We consider the problem of big data sharing among professional communities, e.g. scientific communities, which have their own datasets and documents in a private cloud and wish to share some of them in a personalized and controlled way. Our approach to help community members locate useful information is to exploit recommendations based on explicit personalization (e.g. using the friendship networks of scientists) over multiple private clouds in a P2P fashion. We can then develop new decentralized, scalable recommendation protocols.
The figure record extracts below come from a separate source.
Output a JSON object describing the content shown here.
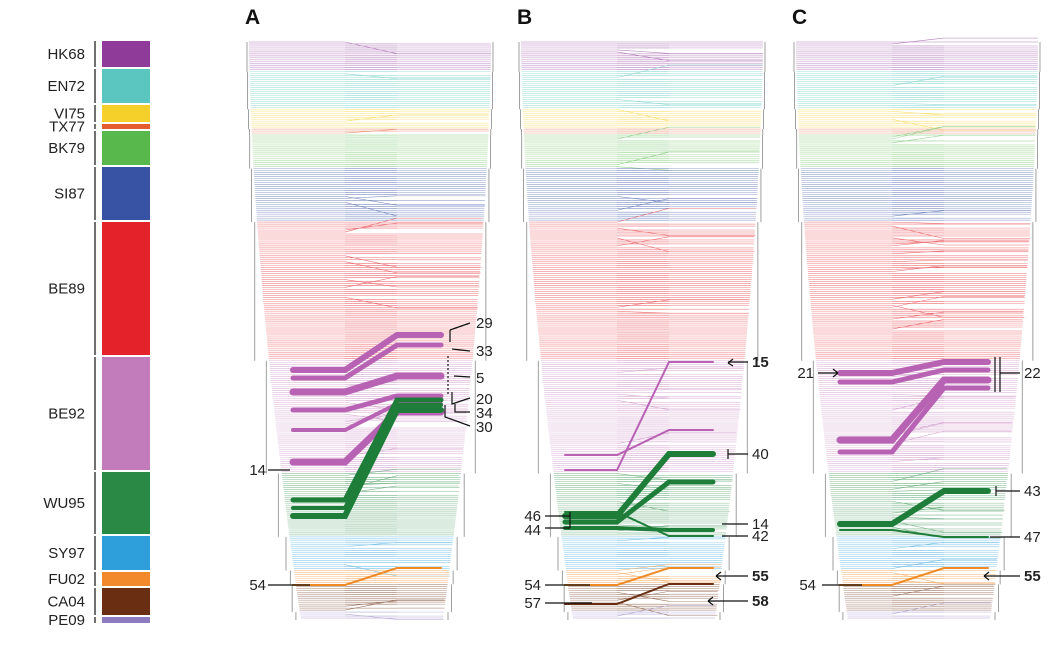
{
  "panels": [
    "A",
    "B",
    "C"
  ],
  "clusters": [
    {
      "name": "HK68",
      "color": "#8e3b9a",
      "rows": 15
    },
    {
      "name": "EN72",
      "color": "#5bc6bf",
      "rows": 19
    },
    {
      "name": "VI75",
      "color": "#f5cf2a",
      "rows": 10
    },
    {
      "name": "TX77",
      "color": "#e35b2e",
      "rows": 3
    },
    {
      "name": "BK79",
      "color": "#58b84b",
      "rows": 17
    },
    {
      "name": "SI87",
      "color": "#3953a4",
      "rows": 27
    },
    {
      "name": "BE89",
      "color": "#e3222a",
      "rows": 70
    },
    {
      "name": "BE92",
      "color": "#c37cbb",
      "rows": 57
    },
    {
      "name": "WU95",
      "color": "#2a8a45",
      "rows": 32
    },
    {
      "name": "SY97",
      "color": "#2f9fdc",
      "rows": 17
    },
    {
      "name": "FU02",
      "color": "#f28a2b",
      "rows": 7
    },
    {
      "name": "CA04",
      "color": "#6a2f12",
      "rows": 14
    },
    {
      "name": "PE09",
      "color": "#8e7bc0",
      "rows": 4
    }
  ],
  "annotations": {
    "A": {
      "left": [
        {
          "label": "14",
          "cluster": "WU95"
        },
        {
          "label": "54",
          "cluster": "FU02"
        }
      ],
      "right": [
        {
          "label": "29",
          "bold": false
        },
        {
          "label": "33",
          "bold": false
        },
        {
          "label": "5",
          "bold": false
        },
        {
          "label": "20",
          "bold": false
        },
        {
          "label": "34",
          "bold": false
        },
        {
          "label": "30",
          "bold": false
        }
      ]
    },
    "B": {
      "left": [
        {
          "label": "46"
        },
        {
          "label": "44"
        },
        {
          "label": "54"
        },
        {
          "label": "57"
        }
      ],
      "right": [
        {
          "label": "15",
          "bold": true
        },
        {
          "label": "40",
          "bold": false
        },
        {
          "label": "14",
          "bold": false
        },
        {
          "label": "42",
          "bold": false
        },
        {
          "label": "55",
          "bold": true
        },
        {
          "label": "58",
          "bold": true
        }
      ]
    },
    "C": {
      "left": [
        {
          "label": "21"
        },
        {
          "label": "54"
        }
      ],
      "right": [
        {
          "label": "22",
          "bold": false
        },
        {
          "label": "43",
          "bold": false
        },
        {
          "label": "47",
          "bold": false
        },
        {
          "label": "55",
          "bold": true
        }
      ]
    }
  }
}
In [Servajean 2013], we investigate profile diversity for P2P search and recommendation of scientific documents. In scientific domains, endorsements from different communities are important indicators of the broad focus of scientific documents and should be accounted for in search and recommendation. To do so, we introduce profile diversity, a novel idea in searching scientific documents. Traditional content diversity has been thoroughly studied in centralized search and advertising, database queries, and recommendations and addresses the question of returning relevant but too-similar documents. We argue that content diversity alone does not suffice for finding documents endorsed by different scientific communities and that profile diversity is needed to alleviate returning popular but too-focused documents. We used a self built benchmark from INRA contents and TREC09 benchmark and to validate our proposal.

This work is part of Maximilien Servajean Phd Thesis, partially funded by Labex Numev.

Phenotypic Data Analysis

The goal, here, was for us to investigate data mining techniques in the field of phenotyping and to open the dialogue between our research teams (Zenith team of Inria for computer science and data mining, and the LEPSE laboratory for phenotyping).

This work consists in a two steps approach. First, the data acquired by phenoArc are not always clean and cause troubles to experts since they may lead to inappropriate results. Our goal was to propose an automatic detection of “potentially wrong data” in order to provide the experts with alarms and allow them to save time when cleaning their data.

The second contribution is about Time series clustering. Here, the goal is to work on the total set of clean data (after applying the anomaly detection techniques described above) in order to obtain clusters of time series. For the experts, this analysis is important, since they want to identify characteristics for explaining rapid or low plant growth in different environments. We have implemented and tested various techniques for this step, including DBSCAN and HAC (for which multiple distance measures and merging criterias have been tested).

This work is described in the Master’s thesis report of Irina Alles.